Climbing films don’t always transmit the unglamorous side of the activity: dirty manual labor, weeks of upward slogging, heavy harnesses, and tired fingers. But like it or not, those are the roots of the sport. For every outrageous dyno, high-standard send, and brotastic fist bump, there are a thousand workmanlike, gritty hours performed in the grueling vertical progress of an FA.
The Airport Wall, produced by New Zealand company Macpac, puts you right there. After watching the 17-minute feature, I looked at my fingers and half expected to see peeled cuticles and dirt under my nails.
In it, Daniel Joll and Karl “Merry” Schimanski tell the story of coaxing a 700m mixed rock route, ground up, on Fiordland’s Airport Wall — and everything that went into it. When I say a thousand hours, I’m not sensationalizing. Joll estimates the new route, graded 27 (or about 5.12c), required 100 full days of work from both men.
It’s not hard to get a sense of why the labor was so intensive. The bayfront wall is littered with corners, alcoves, overhangs, ramps, vegetation, and an endless and convoluted web of crack systems. Unlike some others (universal comparison in point: El Cap), the New Zealand wild does not simply give away climbable lines to the naked eye.
If anyone were going to get up it, they’d have to commit. Enter our plucky protags.
Ground up on the Airport Wall
I’m not here to spoil the story. It begins with a kiwi (a flightless bird, innit?) and proceeds through weather intrusions, massive waterfalls, and personal histories. The pair grinds out the pitches, drilling on lead from bad stances and scraping placements clean of wet moss with nut tools.

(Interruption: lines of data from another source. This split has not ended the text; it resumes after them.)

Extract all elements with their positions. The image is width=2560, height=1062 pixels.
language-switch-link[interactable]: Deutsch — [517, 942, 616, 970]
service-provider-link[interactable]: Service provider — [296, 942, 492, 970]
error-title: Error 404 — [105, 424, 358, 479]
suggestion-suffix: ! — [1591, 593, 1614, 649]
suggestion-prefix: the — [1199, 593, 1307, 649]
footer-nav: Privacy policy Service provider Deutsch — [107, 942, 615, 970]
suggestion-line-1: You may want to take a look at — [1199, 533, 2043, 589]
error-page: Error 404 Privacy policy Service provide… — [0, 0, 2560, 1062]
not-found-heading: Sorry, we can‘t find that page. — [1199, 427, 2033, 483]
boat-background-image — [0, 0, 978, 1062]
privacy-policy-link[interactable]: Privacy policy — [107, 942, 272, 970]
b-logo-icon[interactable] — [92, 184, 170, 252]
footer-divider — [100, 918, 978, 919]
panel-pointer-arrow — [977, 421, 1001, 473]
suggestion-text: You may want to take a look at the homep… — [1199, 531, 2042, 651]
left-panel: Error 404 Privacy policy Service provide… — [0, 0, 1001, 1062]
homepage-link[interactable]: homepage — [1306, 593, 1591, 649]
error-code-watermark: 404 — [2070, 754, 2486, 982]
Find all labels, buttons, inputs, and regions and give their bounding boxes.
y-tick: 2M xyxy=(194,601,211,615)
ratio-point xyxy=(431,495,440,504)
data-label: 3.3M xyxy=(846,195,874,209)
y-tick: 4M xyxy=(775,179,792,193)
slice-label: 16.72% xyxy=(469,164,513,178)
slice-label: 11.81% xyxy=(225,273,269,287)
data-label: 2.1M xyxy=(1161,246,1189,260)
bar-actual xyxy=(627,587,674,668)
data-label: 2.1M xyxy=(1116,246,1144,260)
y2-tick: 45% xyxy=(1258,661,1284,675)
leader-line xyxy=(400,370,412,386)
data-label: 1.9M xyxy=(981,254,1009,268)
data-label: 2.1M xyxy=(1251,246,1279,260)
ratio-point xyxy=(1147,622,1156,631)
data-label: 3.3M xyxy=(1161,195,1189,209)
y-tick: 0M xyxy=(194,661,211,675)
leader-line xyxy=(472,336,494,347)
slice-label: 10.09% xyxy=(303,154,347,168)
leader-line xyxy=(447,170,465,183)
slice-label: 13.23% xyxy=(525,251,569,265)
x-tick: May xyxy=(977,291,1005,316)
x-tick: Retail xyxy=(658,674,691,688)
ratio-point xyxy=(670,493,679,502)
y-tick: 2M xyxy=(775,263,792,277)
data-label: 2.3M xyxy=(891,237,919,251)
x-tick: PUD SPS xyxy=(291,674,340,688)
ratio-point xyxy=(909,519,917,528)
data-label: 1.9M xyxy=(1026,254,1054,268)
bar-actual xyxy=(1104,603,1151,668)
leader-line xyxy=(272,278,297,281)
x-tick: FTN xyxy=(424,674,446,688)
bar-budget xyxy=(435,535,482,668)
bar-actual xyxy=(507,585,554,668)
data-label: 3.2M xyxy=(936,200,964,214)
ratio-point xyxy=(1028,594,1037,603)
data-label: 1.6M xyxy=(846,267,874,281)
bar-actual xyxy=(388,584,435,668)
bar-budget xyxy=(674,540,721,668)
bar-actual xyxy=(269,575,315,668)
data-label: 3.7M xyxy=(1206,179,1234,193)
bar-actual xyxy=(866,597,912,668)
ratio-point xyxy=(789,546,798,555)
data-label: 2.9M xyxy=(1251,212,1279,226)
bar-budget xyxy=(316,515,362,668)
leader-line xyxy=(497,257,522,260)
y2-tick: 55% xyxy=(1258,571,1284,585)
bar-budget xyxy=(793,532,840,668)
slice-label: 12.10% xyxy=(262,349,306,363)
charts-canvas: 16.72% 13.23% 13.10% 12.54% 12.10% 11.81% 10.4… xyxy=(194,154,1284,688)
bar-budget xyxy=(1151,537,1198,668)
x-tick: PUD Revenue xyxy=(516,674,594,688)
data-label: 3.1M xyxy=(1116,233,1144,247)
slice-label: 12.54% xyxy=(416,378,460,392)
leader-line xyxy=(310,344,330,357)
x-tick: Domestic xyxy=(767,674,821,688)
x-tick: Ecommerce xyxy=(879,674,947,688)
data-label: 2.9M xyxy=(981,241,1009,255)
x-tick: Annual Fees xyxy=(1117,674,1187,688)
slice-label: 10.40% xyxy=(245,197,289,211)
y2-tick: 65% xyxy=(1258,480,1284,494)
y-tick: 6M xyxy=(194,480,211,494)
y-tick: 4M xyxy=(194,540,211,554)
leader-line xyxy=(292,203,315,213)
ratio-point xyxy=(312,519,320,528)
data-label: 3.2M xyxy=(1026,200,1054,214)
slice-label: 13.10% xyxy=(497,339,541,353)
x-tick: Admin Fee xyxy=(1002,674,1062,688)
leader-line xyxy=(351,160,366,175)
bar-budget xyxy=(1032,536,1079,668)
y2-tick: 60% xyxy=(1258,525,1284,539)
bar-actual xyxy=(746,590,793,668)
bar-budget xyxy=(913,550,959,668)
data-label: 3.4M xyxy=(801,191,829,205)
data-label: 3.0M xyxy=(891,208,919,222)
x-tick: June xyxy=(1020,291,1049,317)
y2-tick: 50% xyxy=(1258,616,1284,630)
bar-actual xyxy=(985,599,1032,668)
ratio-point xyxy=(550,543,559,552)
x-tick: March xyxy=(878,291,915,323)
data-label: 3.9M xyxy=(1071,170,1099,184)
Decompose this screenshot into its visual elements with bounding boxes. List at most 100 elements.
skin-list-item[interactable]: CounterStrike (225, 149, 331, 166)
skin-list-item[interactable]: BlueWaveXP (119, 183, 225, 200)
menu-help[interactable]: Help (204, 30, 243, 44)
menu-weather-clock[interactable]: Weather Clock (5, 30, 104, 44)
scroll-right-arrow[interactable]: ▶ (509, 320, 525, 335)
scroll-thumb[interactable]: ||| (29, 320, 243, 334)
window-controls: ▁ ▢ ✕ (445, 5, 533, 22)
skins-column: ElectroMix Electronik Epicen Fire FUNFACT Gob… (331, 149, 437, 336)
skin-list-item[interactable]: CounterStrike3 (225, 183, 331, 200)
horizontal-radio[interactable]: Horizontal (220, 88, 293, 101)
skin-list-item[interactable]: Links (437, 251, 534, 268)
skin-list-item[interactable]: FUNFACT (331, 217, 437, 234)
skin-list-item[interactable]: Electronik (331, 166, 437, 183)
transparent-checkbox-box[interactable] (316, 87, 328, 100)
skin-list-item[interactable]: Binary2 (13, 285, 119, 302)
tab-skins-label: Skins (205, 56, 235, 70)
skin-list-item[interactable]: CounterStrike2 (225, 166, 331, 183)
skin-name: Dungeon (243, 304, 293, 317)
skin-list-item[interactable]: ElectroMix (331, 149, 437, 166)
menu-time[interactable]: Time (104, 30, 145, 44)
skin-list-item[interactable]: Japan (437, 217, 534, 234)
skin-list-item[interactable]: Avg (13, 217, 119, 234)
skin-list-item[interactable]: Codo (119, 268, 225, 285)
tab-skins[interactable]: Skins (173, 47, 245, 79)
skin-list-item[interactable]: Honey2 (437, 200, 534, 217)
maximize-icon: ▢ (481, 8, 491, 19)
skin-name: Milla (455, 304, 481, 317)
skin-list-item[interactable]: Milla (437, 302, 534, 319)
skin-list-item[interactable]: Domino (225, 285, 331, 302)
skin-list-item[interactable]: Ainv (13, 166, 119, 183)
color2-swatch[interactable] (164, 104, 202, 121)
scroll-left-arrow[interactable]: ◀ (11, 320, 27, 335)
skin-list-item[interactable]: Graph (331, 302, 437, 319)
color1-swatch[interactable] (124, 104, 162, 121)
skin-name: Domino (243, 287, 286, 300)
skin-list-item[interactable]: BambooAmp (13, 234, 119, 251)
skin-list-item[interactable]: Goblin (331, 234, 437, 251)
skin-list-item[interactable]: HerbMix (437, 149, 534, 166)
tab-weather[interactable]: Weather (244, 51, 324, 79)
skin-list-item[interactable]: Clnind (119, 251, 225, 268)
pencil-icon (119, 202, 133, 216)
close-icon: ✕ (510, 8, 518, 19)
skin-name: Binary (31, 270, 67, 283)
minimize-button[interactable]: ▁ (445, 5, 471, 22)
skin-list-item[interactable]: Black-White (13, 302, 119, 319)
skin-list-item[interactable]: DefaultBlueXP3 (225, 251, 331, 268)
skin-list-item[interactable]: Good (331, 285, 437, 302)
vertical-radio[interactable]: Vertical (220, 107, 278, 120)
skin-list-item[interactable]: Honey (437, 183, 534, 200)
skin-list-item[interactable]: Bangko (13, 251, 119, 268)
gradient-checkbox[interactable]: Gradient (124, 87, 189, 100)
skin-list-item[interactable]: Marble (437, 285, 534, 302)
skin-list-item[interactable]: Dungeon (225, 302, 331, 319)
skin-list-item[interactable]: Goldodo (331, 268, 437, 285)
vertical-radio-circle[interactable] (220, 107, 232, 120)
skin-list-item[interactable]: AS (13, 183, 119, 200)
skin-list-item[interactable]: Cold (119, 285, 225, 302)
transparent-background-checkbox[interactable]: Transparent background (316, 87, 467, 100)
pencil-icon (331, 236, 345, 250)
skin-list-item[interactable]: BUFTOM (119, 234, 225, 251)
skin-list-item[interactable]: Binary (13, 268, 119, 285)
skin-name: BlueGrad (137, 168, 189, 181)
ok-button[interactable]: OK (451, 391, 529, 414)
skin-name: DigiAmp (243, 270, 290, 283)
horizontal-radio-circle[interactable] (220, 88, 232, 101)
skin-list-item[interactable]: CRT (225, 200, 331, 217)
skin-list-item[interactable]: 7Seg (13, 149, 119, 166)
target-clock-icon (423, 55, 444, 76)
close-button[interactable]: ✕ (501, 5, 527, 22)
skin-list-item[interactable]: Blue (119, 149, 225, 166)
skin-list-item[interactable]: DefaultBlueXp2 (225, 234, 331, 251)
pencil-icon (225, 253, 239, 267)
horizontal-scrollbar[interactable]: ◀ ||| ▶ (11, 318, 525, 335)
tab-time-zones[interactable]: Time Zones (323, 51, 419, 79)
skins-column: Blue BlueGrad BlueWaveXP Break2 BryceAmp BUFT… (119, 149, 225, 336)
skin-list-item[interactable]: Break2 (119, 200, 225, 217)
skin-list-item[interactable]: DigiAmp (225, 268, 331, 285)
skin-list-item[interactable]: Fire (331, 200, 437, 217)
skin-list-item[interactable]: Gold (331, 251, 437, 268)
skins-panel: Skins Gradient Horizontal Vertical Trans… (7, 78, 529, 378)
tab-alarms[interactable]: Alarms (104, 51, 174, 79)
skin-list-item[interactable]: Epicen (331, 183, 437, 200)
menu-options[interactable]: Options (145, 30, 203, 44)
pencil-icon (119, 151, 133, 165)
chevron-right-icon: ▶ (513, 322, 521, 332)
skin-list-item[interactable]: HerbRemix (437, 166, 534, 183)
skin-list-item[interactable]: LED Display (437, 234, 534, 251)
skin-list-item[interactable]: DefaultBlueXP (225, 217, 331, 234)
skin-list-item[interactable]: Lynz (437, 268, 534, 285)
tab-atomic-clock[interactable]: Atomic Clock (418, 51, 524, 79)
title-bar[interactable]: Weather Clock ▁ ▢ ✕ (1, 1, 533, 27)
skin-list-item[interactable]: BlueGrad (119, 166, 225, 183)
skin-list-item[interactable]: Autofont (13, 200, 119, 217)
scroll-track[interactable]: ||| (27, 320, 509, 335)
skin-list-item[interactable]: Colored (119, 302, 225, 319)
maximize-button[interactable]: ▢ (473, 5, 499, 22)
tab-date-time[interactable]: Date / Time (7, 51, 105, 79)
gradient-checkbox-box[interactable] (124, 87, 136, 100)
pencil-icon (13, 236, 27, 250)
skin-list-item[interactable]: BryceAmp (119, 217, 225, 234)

Merry contends with what looks like the crux pitch, a complex 40-50m overhang that follows a down-angling traverse. Joll crimps through desperate, blind slapping on the first free push in the wake of Merry’s amusing and thought-provoking commentary on exposure.
And it all ends with a brotherly embrace. The team’s route takes a clever line through the wall’s terraced vegetation and convoluted geometry. Joll places it between the Regular Northwest Face of Half Dome and the Freerider for complexity and difficulties.
What more could you want? A bolt ladder? Not on the Airport Wall, mate.